Identification and analysis of CTCF sites in the region downstream of hs4. (A) In-scale schematic of the 3′ RR showing 30 consecutive overlapping DNA fragments (fragment numbers intermittently indicated) used for EMSA. EMSA identified CTCF binding sites associated with hs4, hs5, and the region downstream of hs6, i.e., hs7. F, free DNA probe; C, control TnT reaction with luciferase template; ZF, 11 zinc finger region of CTCF; FL, full-length CTCF. (B) Assessment of insulator activity of hs5 and the region containing strong CTCF binding sites (hs7) (see Materials and Methods for exact fragments tested) by using a stable transfection assay that measures Neo^R colonies. The number of colonies detected with the construct containing both the T-cell receptor enhancer and the promoter ranged from ∼130 to 180 in different experiments.

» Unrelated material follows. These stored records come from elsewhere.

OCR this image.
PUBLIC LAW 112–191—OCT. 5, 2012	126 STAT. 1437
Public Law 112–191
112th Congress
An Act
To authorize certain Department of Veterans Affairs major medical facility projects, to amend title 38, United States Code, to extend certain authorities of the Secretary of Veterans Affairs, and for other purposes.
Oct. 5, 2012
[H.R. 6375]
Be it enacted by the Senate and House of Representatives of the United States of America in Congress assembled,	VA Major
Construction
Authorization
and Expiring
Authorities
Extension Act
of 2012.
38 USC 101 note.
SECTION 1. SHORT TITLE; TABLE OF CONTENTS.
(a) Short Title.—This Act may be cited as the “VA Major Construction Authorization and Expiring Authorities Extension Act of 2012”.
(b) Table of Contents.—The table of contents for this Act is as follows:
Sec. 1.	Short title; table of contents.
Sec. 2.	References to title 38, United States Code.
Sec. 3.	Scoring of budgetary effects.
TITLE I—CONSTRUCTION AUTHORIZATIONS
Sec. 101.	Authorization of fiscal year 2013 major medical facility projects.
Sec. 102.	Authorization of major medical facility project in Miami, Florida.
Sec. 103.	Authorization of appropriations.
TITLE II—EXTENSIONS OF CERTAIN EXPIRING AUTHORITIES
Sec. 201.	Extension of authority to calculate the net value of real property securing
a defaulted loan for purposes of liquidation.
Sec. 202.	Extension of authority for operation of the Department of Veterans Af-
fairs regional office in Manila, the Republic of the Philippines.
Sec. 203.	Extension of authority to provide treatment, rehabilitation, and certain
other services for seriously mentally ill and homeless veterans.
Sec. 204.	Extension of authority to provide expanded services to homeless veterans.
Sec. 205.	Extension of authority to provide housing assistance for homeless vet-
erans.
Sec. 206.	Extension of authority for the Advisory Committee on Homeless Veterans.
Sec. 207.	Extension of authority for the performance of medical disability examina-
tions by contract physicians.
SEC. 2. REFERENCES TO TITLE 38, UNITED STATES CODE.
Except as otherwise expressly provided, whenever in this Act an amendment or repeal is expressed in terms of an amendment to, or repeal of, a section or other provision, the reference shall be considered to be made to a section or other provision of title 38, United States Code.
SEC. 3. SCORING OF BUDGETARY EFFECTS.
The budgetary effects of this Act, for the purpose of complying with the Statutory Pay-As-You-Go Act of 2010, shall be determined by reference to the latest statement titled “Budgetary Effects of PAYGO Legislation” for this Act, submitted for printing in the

We set this number at 100 and normalized all the other data accordingly. BB identifies the BEAD-1 insulator and is used as a positive control.

FIG. 7.

ChIP analysis of CTCF binding in 3′ RR in 63-12 pro-B cells (A), 18-81 pre-B cells (B), and resting and LPS-stimulated normal B cells (C). The horizontal line above the x axis represents the highest level of signal detected with normal IgG.